Jeremy Corbyn odds: Bookies’ tips suggest Labour leader could last just 475 days in the job
After a resounding mandate from the Labour party and its supporters, against the odds, to become leader, it may not last for long.
Jeremy Corbyn is being tipped to spend just 475 days in the role before going from hero to zero. Bookies Sporting Index estimates Corbyn will last less than 18 months, predicting Labour will bring in a new leader on 1 January 2017.
Other bookies are looking similarly unconvinced that he has staying power.
Ladbrokes is currently offering 8/1 odds on him being replaced this year since announcing his shadow cabinet, slipping from 10/1 following his triumph.
The bookie is offering odds of 5/2 on him being replaced in 2016 and 7/2 on it happening in 2017. However, he is the favourite to lead Labour at the next General Election.

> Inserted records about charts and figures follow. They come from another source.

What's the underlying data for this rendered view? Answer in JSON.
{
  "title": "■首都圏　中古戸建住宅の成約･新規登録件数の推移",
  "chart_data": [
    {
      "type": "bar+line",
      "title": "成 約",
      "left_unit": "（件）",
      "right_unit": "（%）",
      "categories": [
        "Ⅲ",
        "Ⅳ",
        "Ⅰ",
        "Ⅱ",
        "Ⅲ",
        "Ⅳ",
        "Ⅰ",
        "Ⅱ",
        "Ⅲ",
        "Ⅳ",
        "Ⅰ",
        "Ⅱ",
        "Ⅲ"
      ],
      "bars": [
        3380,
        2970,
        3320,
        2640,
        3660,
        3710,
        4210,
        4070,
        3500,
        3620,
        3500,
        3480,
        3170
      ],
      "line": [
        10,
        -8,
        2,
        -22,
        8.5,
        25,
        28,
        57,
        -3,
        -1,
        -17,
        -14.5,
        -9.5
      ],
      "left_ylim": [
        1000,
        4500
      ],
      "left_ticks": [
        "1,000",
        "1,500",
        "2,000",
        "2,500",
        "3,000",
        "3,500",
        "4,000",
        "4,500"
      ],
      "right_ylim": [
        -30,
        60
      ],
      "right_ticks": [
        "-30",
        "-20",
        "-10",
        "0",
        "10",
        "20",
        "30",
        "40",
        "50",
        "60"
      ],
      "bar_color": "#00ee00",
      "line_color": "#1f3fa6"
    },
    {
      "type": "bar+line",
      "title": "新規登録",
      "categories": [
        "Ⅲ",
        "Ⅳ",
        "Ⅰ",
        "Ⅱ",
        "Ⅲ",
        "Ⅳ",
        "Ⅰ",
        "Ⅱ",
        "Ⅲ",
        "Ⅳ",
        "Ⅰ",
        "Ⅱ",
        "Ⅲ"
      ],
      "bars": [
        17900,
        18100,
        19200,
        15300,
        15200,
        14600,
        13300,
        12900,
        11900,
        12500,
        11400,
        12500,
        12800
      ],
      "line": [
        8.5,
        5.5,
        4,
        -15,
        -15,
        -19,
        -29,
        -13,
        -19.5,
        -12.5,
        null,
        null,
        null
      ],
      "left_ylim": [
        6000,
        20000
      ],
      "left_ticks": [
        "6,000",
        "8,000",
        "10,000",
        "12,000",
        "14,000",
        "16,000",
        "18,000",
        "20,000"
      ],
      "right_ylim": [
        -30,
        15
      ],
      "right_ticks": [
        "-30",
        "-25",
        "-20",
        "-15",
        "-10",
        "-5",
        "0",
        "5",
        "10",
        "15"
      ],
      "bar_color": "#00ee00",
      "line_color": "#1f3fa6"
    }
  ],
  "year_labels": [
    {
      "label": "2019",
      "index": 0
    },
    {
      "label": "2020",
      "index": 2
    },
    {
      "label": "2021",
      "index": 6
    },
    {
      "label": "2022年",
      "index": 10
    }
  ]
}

Read more: When did it start to look like Jeremy Corbyn might win?
If he is ditched in that time, he would be the shortest Labour leader – excluding interims – since the 1930s, when Arthur Henderson's third term lasted just 420 days.

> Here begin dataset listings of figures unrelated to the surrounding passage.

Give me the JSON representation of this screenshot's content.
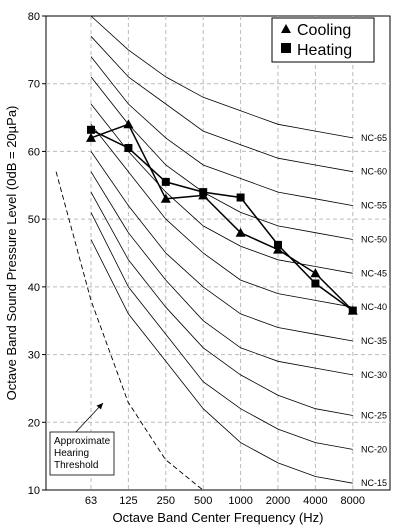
{
  "chart_data": {
    "type": "line",
    "xlabel": "Octave Band Center Frequency (Hz)",
    "ylabel": "Octave Band Sound Pressure Level (0dB = 20µPa)",
    "x_categories": [
      "63",
      "125",
      "250",
      "500",
      "1000",
      "2000",
      "4000",
      "8000"
    ],
    "ylim": [
      10,
      80
    ],
    "y_ticks": [
      10,
      20,
      30,
      40,
      50,
      60,
      70,
      80
    ],
    "grid": true,
    "legend_position": "top-right",
    "series": [
      {
        "name": "Cooling",
        "marker": "triangle",
        "values": [
          62,
          64,
          53,
          53.5,
          48,
          45.5,
          42,
          36.5
        ]
      },
      {
        "name": "Heating",
        "marker": "square",
        "values": [
          63.2,
          60.5,
          55.5,
          54,
          53.2,
          46.2,
          40.5,
          36.5
        ]
      }
    ],
    "nc_curves": [
      {
        "label": "NC-65",
        "values": [
          80,
          75,
          71,
          68,
          66,
          64,
          63,
          62
        ]
      },
      {
        "label": "NC-60",
        "values": [
          77,
          71,
          67,
          63,
          61,
          59,
          58,
          57
        ]
      },
      {
        "label": "NC-55",
        "values": [
          74,
          67,
          62,
          58,
          56,
          54,
          53,
          52
        ]
      },
      {
        "label": "NC-50",
        "values": [
          71,
          64,
          58,
          54,
          51,
          49,
          48,
          47
        ]
      },
      {
        "label": "NC-45",
        "values": [
          67,
          60,
          54,
          49,
          46,
          44,
          43,
          42
        ]
      },
      {
        "label": "NC-40",
        "values": [
          64,
          57,
          50,
          45,
          41,
          39,
          38,
          37
        ]
      },
      {
        "label": "NC-35",
        "values": [
          60,
          52,
          45,
          40,
          36,
          34,
          33,
          32
        ]
      },
      {
        "label": "NC-30",
        "values": [
          57,
          48,
          41,
          35,
          31,
          29,
          28,
          27
        ]
      },
      {
        "label": "NC-25",
        "values": [
          54,
          44,
          37,
          31,
          27,
          24,
          22,
          21
        ]
      },
      {
        "label": "NC-20",
        "values": [
          51,
          40,
          33,
          26,
          22,
          19,
          17,
          16
        ]
      },
      {
        "label": "NC-15",
        "values": [
          47,
          36,
          29,
          22,
          17,
          14,
          12,
          11
        ]
      }
    ],
    "hearing_threshold": {
      "label": "Approximate Hearing Threshold",
      "points": [
        [
          33,
          57
        ],
        [
          63,
          38
        ],
        [
          125,
          23
        ],
        [
          250,
          14.5
        ],
        [
          500,
          10
        ]
      ]
    }
  }
}
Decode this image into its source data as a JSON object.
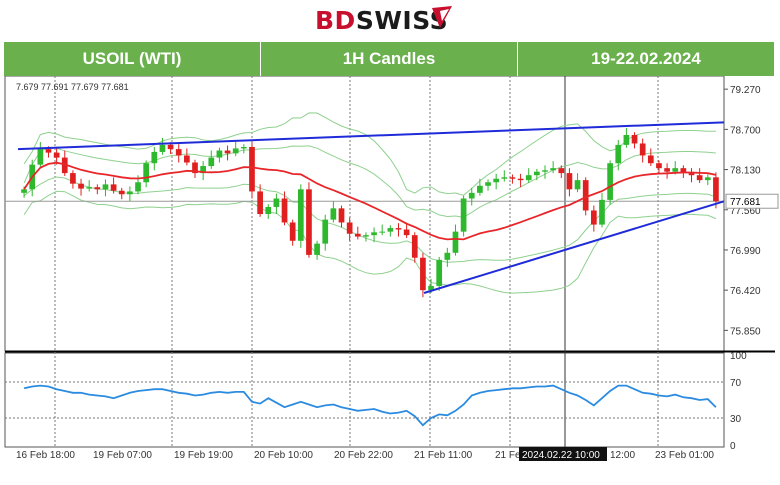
{
  "brand": {
    "part1": "BD",
    "part2": "SWISS"
  },
  "header": {
    "symbol": "USOIL (WTI)",
    "timeframe": "1H Candles",
    "dates": "19-22.02.2024"
  },
  "ohlc_text": "7.679 77.691 77.679 77.681",
  "colors": {
    "bull": "#2eb82e",
    "bear": "#e02020",
    "ma": "#e8262a",
    "bands": "#8fd18f",
    "trend": "#1f2bd8",
    "rsi": "#2b8be0",
    "header": "#6ab04c"
  },
  "chart_data": [
    {
      "type": "candlestick",
      "title": "",
      "y_ticks": [
        75.85,
        76.42,
        76.99,
        77.56,
        78.13,
        78.7,
        79.27
      ],
      "y_tick_labels": [
        "75.850",
        "76.420",
        "76.990",
        "77.560",
        "78.130",
        "78.700",
        "79.270"
      ],
      "ylim": [
        75.6,
        79.4
      ],
      "current_price": 77.681,
      "current_price_label": "77.681",
      "x_labels": [
        "16 Feb 18:00",
        "19 Feb 07:00",
        "19 Feb 19:00",
        "20 Feb 10:00",
        "20 Feb 22:00",
        "21 Feb 11:00",
        "21 Feb",
        "12:00",
        "23 Feb 01:00"
      ],
      "crosshair_label": "2024.02.22 10:00",
      "close": [
        77.85,
        78.2,
        78.42,
        78.37,
        78.3,
        78.08,
        77.93,
        77.86,
        77.88,
        77.85,
        77.92,
        77.83,
        77.78,
        77.82,
        77.95,
        78.22,
        78.38,
        78.48,
        78.42,
        78.33,
        78.23,
        78.08,
        78.18,
        78.3,
        78.4,
        78.36,
        78.43,
        78.45,
        77.82,
        77.5,
        77.6,
        77.72,
        77.38,
        77.12,
        77.85,
        76.92,
        77.08,
        77.42,
        77.58,
        77.38,
        77.22,
        77.18,
        77.2,
        77.24,
        77.25,
        77.3,
        77.28,
        77.2,
        76.88,
        76.42,
        76.48,
        76.85,
        76.95,
        77.25,
        77.72,
        77.8,
        77.9,
        77.95,
        78.0,
        78.02,
        78.0,
        77.98,
        78.05,
        78.1,
        78.12,
        78.15,
        78.08,
        77.85,
        77.98,
        77.55,
        77.35,
        77.7,
        78.22,
        78.48,
        78.62,
        78.5,
        78.33,
        78.22,
        78.15,
        78.1,
        78.15,
        78.08,
        78.05,
        77.98,
        78.02,
        77.68
      ],
      "indicator": {
        "type": "rsi",
        "y_tick_labels": [
          "100",
          "70",
          "30",
          "0"
        ],
        "values": [
          63,
          65,
          66,
          65,
          62,
          60,
          58,
          58,
          56,
          55,
          54,
          52,
          55,
          58,
          60,
          61,
          62,
          62,
          60,
          58,
          57,
          55,
          56,
          58,
          59,
          58,
          59,
          59,
          48,
          46,
          52,
          47,
          42,
          45,
          48,
          45,
          42,
          44,
          45,
          42,
          40,
          38,
          39,
          40,
          37,
          35,
          36,
          38,
          32,
          22,
          30,
          34,
          33,
          38,
          45,
          55,
          58,
          60,
          61,
          62,
          63,
          63,
          64,
          65,
          65,
          66,
          62,
          58,
          55,
          50,
          44,
          52,
          60,
          66,
          66,
          62,
          58,
          57,
          55,
          54,
          56,
          53,
          52,
          50,
          51,
          42
        ]
      }
    }
  ]
}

John Smith, who led the party from 18 July 1992 until he died in May 1994, chalked up 669 days.
However, he wouldn't beat the shortest serving opposition leader, Conservative MP Sir Alec Douglas-Home, who notched up just nine months in the role before being ousted by Edward Heath, having lost to Harold Wilson.
The favourite to next Labour leader – whenever that may be – is Dan Jarvis, the former army major who had been a leadership contender after Ed Miliband's resignation, at 4/1. He did not run, however, and hasn't bagged a spot in Corbyn's cabinet line-up.

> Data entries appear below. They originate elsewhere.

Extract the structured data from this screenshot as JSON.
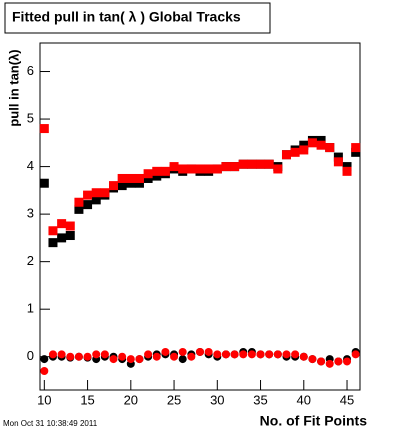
{
  "chart_data": {
    "type": "scatter",
    "title": "Fitted pull in tan( λ )  Global Tracks",
    "x_label": "No. of Fit Points",
    "y_label": "pull in tan(λ)",
    "timestamp": "Mon Oct 31 10:38:49 2011",
    "x": [
      10,
      11,
      12,
      13,
      14,
      15,
      16,
      17,
      18,
      19,
      20,
      21,
      22,
      23,
      24,
      25,
      26,
      27,
      28,
      29,
      30,
      31,
      32,
      33,
      34,
      35,
      36,
      37,
      38,
      39,
      40,
      41,
      42,
      43,
      44,
      45,
      46
    ],
    "series": [
      {
        "color": "#000000",
        "marker": "square",
        "values": [
          3.65,
          2.4,
          2.5,
          2.55,
          3.1,
          3.2,
          3.3,
          3.4,
          3.55,
          3.6,
          3.65,
          3.65,
          3.75,
          3.8,
          3.85,
          3.95,
          3.9,
          3.95,
          3.9,
          3.9,
          3.95,
          4.0,
          4.0,
          4.05,
          4.05,
          4.05,
          4.05,
          4.0,
          4.25,
          4.35,
          4.45,
          4.55,
          4.55,
          4.4,
          4.2,
          4.0,
          4.3
        ]
      },
      {
        "color": "#ff0000",
        "marker": "square",
        "values": [
          4.8,
          2.65,
          2.8,
          2.75,
          3.25,
          3.4,
          3.45,
          3.45,
          3.6,
          3.75,
          3.75,
          3.75,
          3.85,
          3.9,
          3.9,
          4.0,
          3.95,
          3.95,
          3.95,
          3.95,
          3.95,
          4.0,
          4.0,
          4.05,
          4.05,
          4.05,
          4.05,
          3.95,
          4.25,
          4.3,
          4.35,
          4.5,
          4.45,
          4.4,
          4.1,
          3.9,
          4.4
        ]
      },
      {
        "color": "#000000",
        "marker": "circle",
        "values": [
          -0.05,
          0.0,
          0.0,
          -0.02,
          0.0,
          -0.02,
          -0.05,
          0.0,
          0.0,
          -0.05,
          -0.15,
          -0.05,
          0.0,
          0.05,
          0.05,
          0.05,
          -0.05,
          0.05,
          0.1,
          0.05,
          0.0,
          0.05,
          0.05,
          0.1,
          0.1,
          0.05,
          0.05,
          0.05,
          0.0,
          0.0,
          0.0,
          -0.05,
          -0.1,
          -0.05,
          -0.1,
          -0.05,
          0.1
        ]
      },
      {
        "color": "#ff0000",
        "marker": "circle",
        "values": [
          -0.3,
          0.05,
          0.05,
          0.0,
          0.0,
          0.0,
          0.05,
          0.05,
          -0.05,
          0.0,
          -0.05,
          -0.05,
          0.05,
          0.0,
          0.1,
          0.0,
          0.1,
          0.0,
          0.1,
          0.1,
          0.05,
          0.05,
          0.05,
          0.05,
          0.05,
          0.05,
          0.05,
          0.05,
          0.05,
          0.05,
          0.0,
          -0.05,
          -0.1,
          -0.15,
          -0.1,
          -0.1,
          0.05
        ]
      }
    ],
    "xlim": [
      9.5,
      46.5
    ],
    "xticks": [
      10,
      15,
      20,
      25,
      30,
      35,
      40,
      45
    ],
    "ylim": [
      -0.7,
      6.6
    ],
    "yticks": [
      0,
      1,
      2,
      3,
      4,
      5,
      6
    ],
    "grid": false
  }
}
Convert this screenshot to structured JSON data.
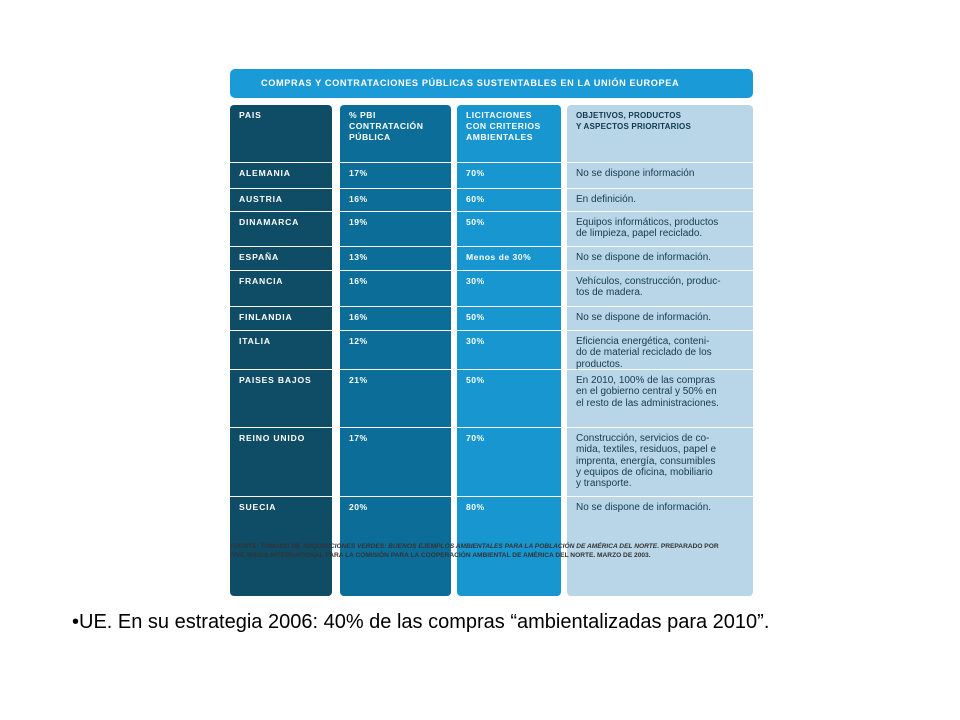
{
  "title": "COMPRAS Y CONTRATACIONES PÚBLICAS SUSTENTABLES EN LA UNIÓN EUROPEA",
  "headers": {
    "pais": [
      "PAIS"
    ],
    "pbi": [
      "% PBI",
      "CONTRATACIÓN",
      "PÚBLICA"
    ],
    "licitaciones": [
      "LICITACIONES",
      "CON CRITERIOS",
      "AMBIENTALES"
    ],
    "objetivos": [
      "OBJETIVOS, PRODUCTOS",
      "Y ASPECTOS PRIORITARIOS"
    ]
  },
  "rows": [
    {
      "pais": "ALEMANIA",
      "pbi": "17%",
      "licitaciones": "70%",
      "objetivos": [
        "No se dispone información"
      ]
    },
    {
      "pais": "AUSTRIA",
      "pbi": "16%",
      "licitaciones": "60%",
      "objetivos": [
        "En definición."
      ]
    },
    {
      "pais": "DINAMARCA",
      "pbi": "19%",
      "licitaciones": "50%",
      "objetivos": [
        "Equipos informáticos, productos",
        "de limpieza, papel reciclado."
      ]
    },
    {
      "pais": "ESPAÑA",
      "pbi": "13%",
      "licitaciones": "Menos de 30%",
      "objetivos": [
        "No se dispone de información."
      ]
    },
    {
      "pais": "FRANCIA",
      "pbi": "16%",
      "licitaciones": "30%",
      "objetivos": [
        "Vehículos, construcción, produc-",
        "tos de madera."
      ]
    },
    {
      "pais": "FINLANDIA",
      "pbi": "16%",
      "licitaciones": "50%",
      "objetivos": [
        "No se dispone de información."
      ]
    },
    {
      "pais": "ITALIA",
      "pbi": "12%",
      "licitaciones": "30%",
      "objetivos": [
        "Eficiencia energética, conteni-",
        "do de material reciclado de los",
        "productos."
      ]
    },
    {
      "pais": "PAISES BAJOS",
      "pbi": "21%",
      "licitaciones": "50%",
      "objetivos": [
        "En 2010, 100% de las compras",
        "en el gobierno central y 50% en",
        "el resto de las administraciones."
      ]
    },
    {
      "pais": "REINO UNIDO",
      "pbi": "17%",
      "licitaciones": "70%",
      "objetivos": [
        "Construcción, servicios de co-",
        "mida, textiles, residuos, papel e",
        "imprenta, energía, consumibles",
        "y equipos de oficina, mobiliario",
        "y transporte."
      ]
    },
    {
      "pais": "SUECIA",
      "pbi": "20%",
      "licitaciones": "80%",
      "objetivos": [
        "No se dispone de información."
      ]
    }
  ],
  "source": {
    "prefix": "FUENTE: TOMADO DE ",
    "title_italic": "ADQUISICIONES VERDES: BUENOS EJEMPLOS AMBIENTALES PARA LA POBLACIÓN DE AMÉRICA DEL NORTE",
    "suffix": ". PREPARADO POR",
    "line2": "FIVE WINDS INTERNATIONAL PARA LA COMISIÓN PARA LA COOPERACIÓN AMBIENTAL DE AMÉRICA DEL NORTE. MARZO DE 2003."
  },
  "caption": "•UE. En su estrategia 2006: 40% de las compras “ambientalizadas para 2010”.",
  "colors": {
    "title_bar": "#1a9ad6",
    "col_pais": "#0f4c66",
    "col_pbi": "#0c6e98",
    "col_licitaciones": "#1796cf",
    "col_objetivos": "#b8d6e8"
  }
}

David Milliband and Chuka Umunna, fresh from his move to the backbenches, are both equal at 8/1, followed by Sir Keir Stammer and newly minted deputy leader Tom Watson (12/1).
Read more: This is who is in Jeremy Corbyn's new shadow cabinet
Meanwhile, shadow chancellor John McDonnell's odds of becoming the new chancellor of the exchequer stand at a meagre 20/1, behind seven other Labour and Conservative politicians, with business secretary Sajid Javid the frontrunner to take up George Osborne's mantle.
Corbyn's arrival has certainly ruffled some feathers, with high profile people including shadow business secretary Chuka Umunna, leadership rival Yvette Cooper and Caroline Flint either resigning or ruling themselves out of holding a shadow cabinet role under the North Islington MP.
Amid rumours that the selection process was like something out of The Thick of It, the names that have emerged as Corbyn's A-team have been met with concern, derision and – in a few cases – blank stares.